Employment Secretary Tony Burke said it was too late to abandon a controversial points-based system of mutual obligation for jobseekers, insisting the concept was “fair”, but that it needed to be tweaked.
Supporters have called on the new Albanian government to scrap, or at least suspend, the ‘points-based activation system’ (Pbas), which requires job seekers to earn 100 ‘points’ through job search. employment or other activities such as study, training, hours of employment or unemployed work.
The new system, which comes into effect on July 1, replaces the much-criticized JobActive program which required job seekers to submit 20 job applications per month.
Burke said the Morrison government had finalized the contracts for the $7 billion tender ahead of the interim mode, and the Albanian government would move forward with the “more flexible” model.
“It’s actually too late not to have a point system at all,” he said.
“It’s about getting in there and making it make sense, and making sure that when all these contracts come into effect in a few weeks, we actually have a system that helps the long-term unemployed.”
Burke said Labor had agreed there were aspects of the old JobActive scheme that needed to change, but he remained concerned about the automation proposed in the new system, which raised alarm bells given the so- saying Robodebt scandal.
He said the “initial concept” of a points-based system was “right”, but he wanted to make sure anomalies were ironed out and people weren’t unfairly penalized.
“To have a more flexible system, good idea,” he said.
“Twenty applications per week being the only measure, it is the wrong way to go. So being able to account for someone getting a forklift license, driver’s license, things like that, those are valid things to consider. So this concept is good.

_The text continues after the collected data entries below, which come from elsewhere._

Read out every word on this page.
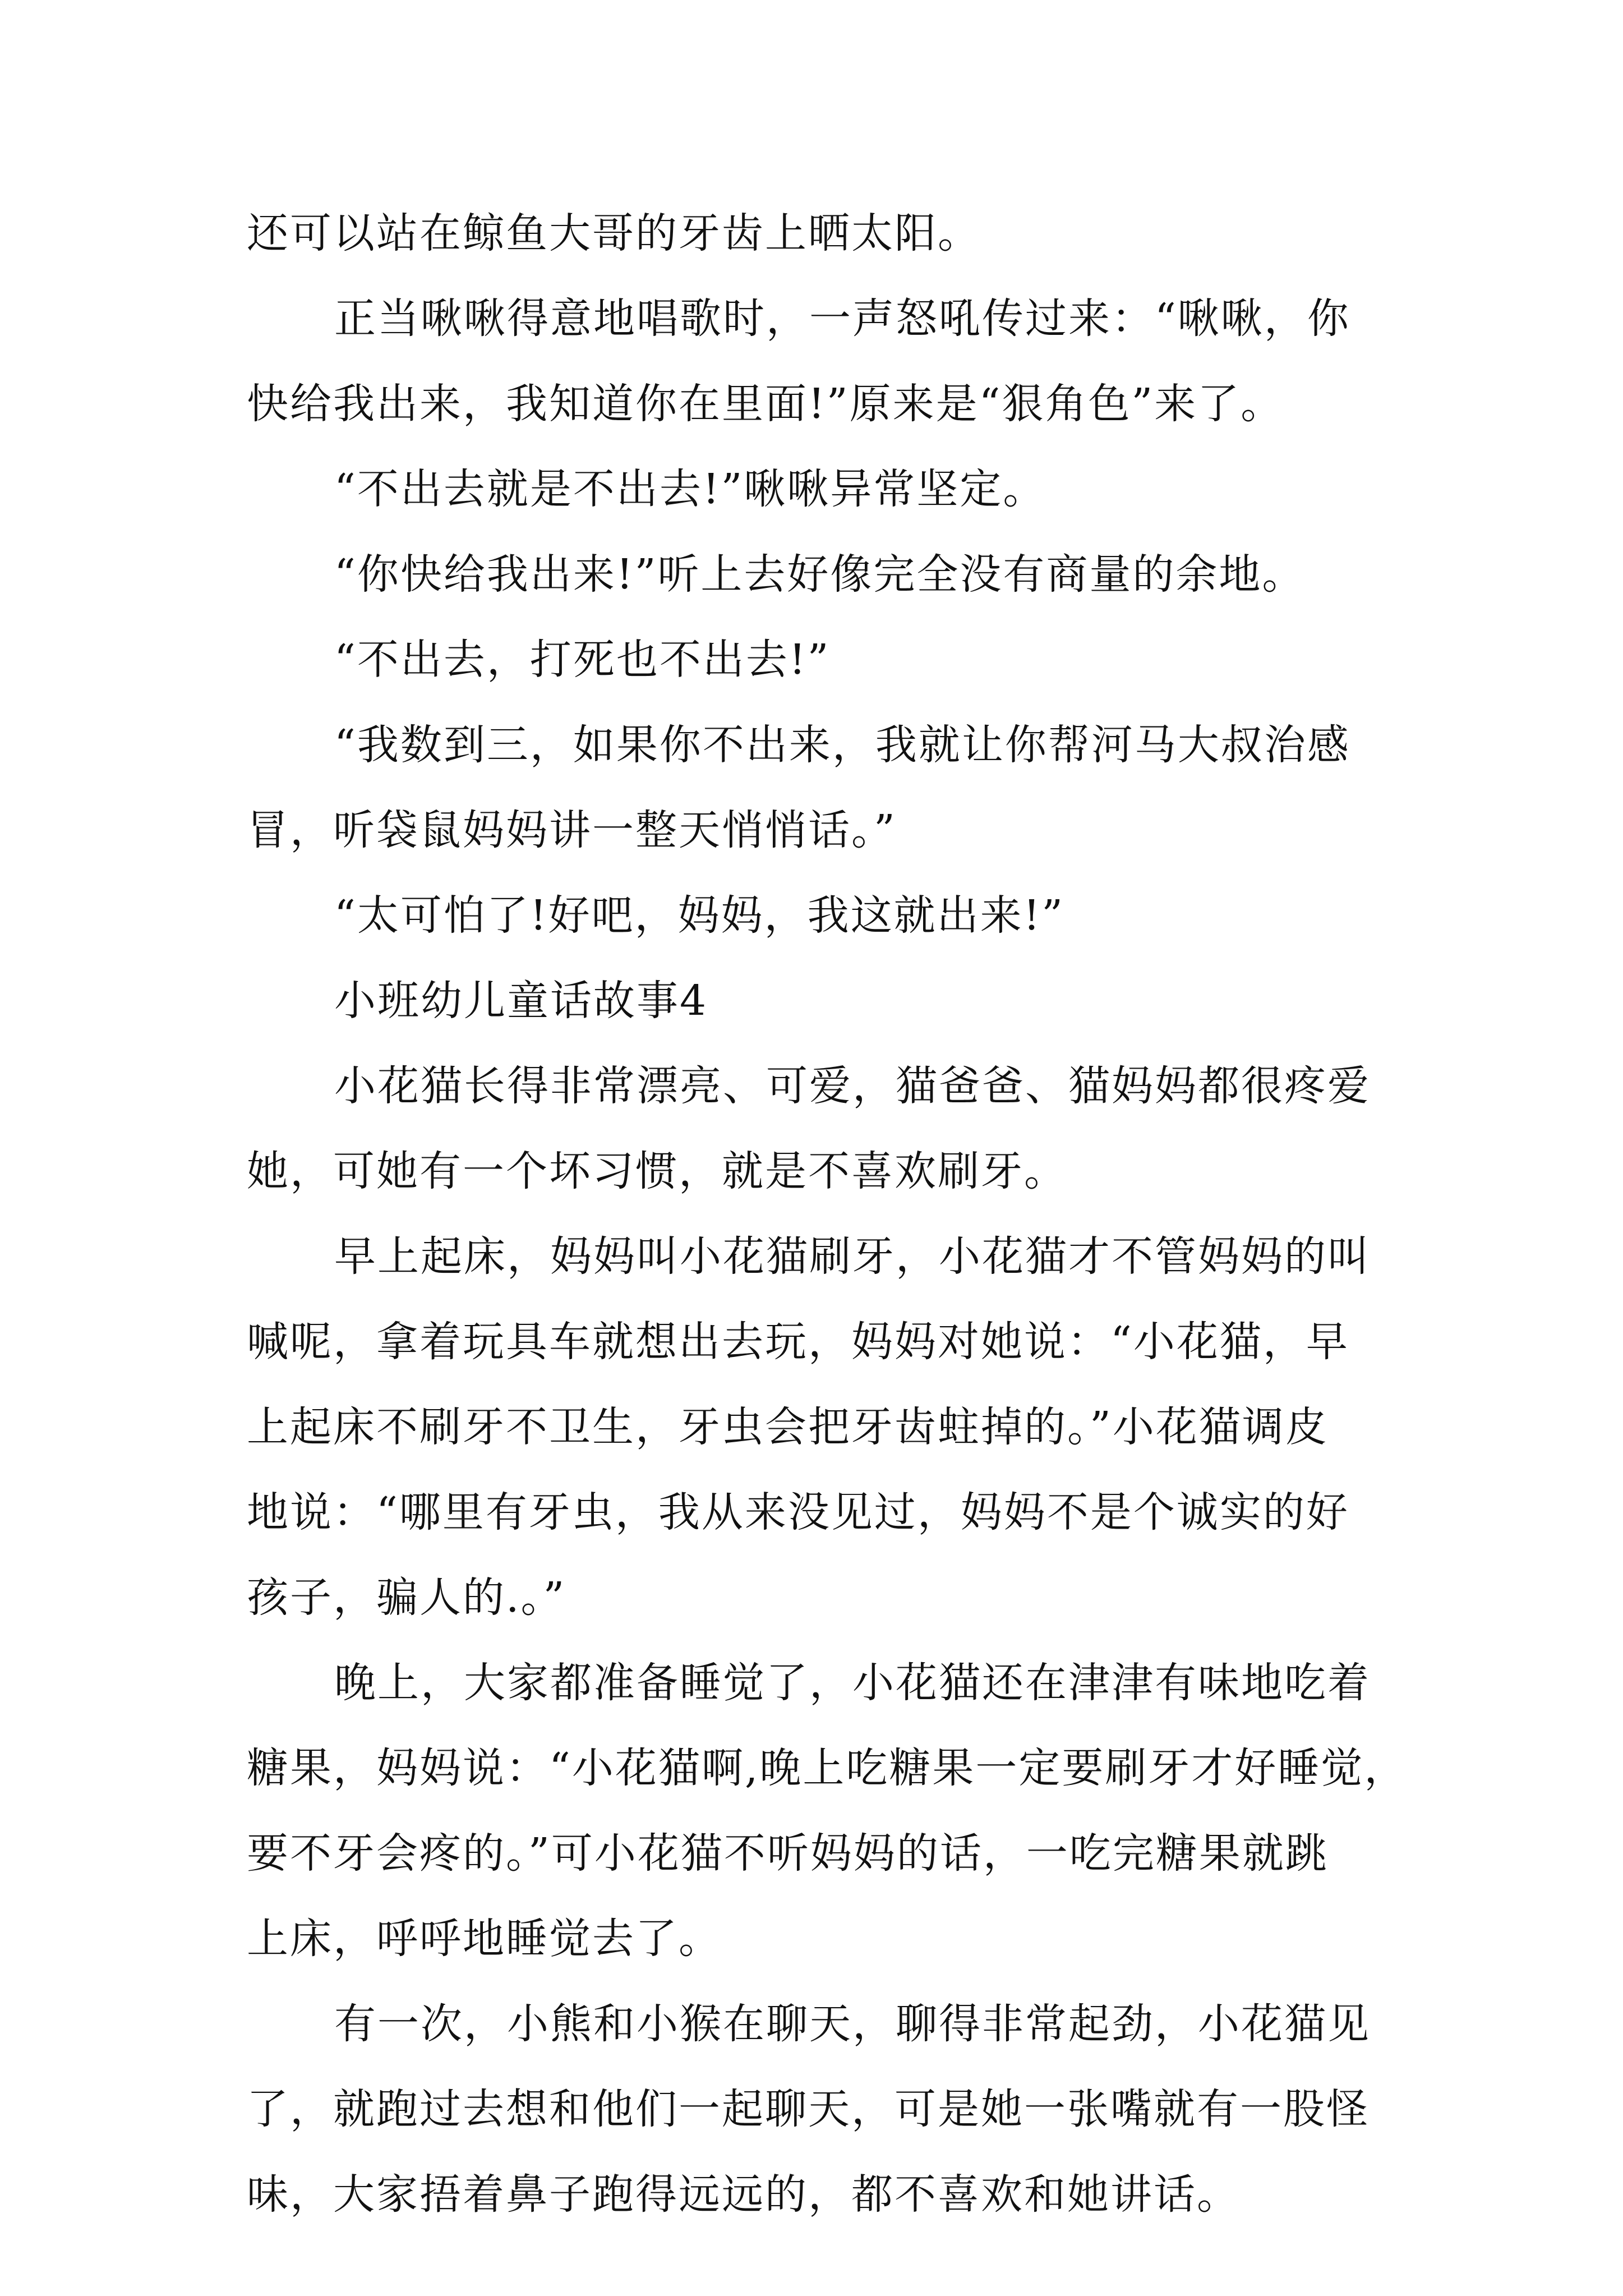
还可以站在鲸鱼大哥的牙齿上晒太阳。
正当啾啾得意地唱歌时，一声怒吼传过来：“啾啾，你
快给我出来，我知道你在里面!”原来是“狠角色”来了。
“不出去就是不出去!”啾啾异常坚定。
“你快给我出来!”听上去好像完全没有商量的余地。
“不出去，打死也不出去!”
“我数到三，如果你不出来，我就让你帮河马大叔治感
冒，听袋鼠妈妈讲一整天悄悄话。”
“太可怕了!好吧，妈妈，我这就出来!”
小班幼儿童话故事4
小花猫长得非常漂亮、可爱，猫爸爸、猫妈妈都很疼爱
她，可她有一个坏习惯，就是不喜欢刷牙。
早上起床，妈妈叫小花猫刷牙，小花猫才不管妈妈的叫
喊呢，拿着玩具车就想出去玩，妈妈对她说：“小花猫，早
上起床不刷牙不卫生，牙虫会把牙齿蛀掉的。”小花猫调皮
地说：“哪里有牙虫，我从来没见过，妈妈不是个诚实的好
孩子，骗人的.。”
晚上，大家都准备睡觉了，小花猫还在津津有味地吃着
糖果，妈妈说：“小花猫啊,晚上吃糖果一定要刷牙才好睡觉，
要不牙会疼的。”可小花猫不听妈妈的话，一吃完糖果就跳
上床，呼呼地睡觉去了。
有一次，小熊和小猴在聊天，聊得非常起劲，小花猫见
了，就跑过去想和他们一起聊天，可是她一张嘴就有一股怪
味，大家捂着鼻子跑得远远的，都不喜欢和她讲话。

Automated messages, it’s a disastrous path if you do it the wrong way,” he said.
“Part of what the government has designed is more punitive than doing the job. We want to make sure, and I’m going to change it over the next week, to make sure that we can have a system designed to put people to work, rather than a publicity stunt to punish people.
Burke also said the government was “working” to find out if it could increase the rate of the JobSeeker payment after the Fair Work Commission’s decision to raise the minimum wage by 5.2%.
Ahead of the election, Labor dropped an earlier pledge to review the JobSeeker rate if it forms government, which has been criticized as inadequate and remains below the poverty line.
“These decisions go to the budget. And we said during the campaign, all of these benefit payments, they’re being reassessed for what’s affordable to every budget. This time we don’t have to wait for a budget next year because there will be an October budget and an assessment will be made of those who have all the economic circumstances,” Burke said.
“I am not a member of the Expenditure Review Committee – there are others working on this issue.”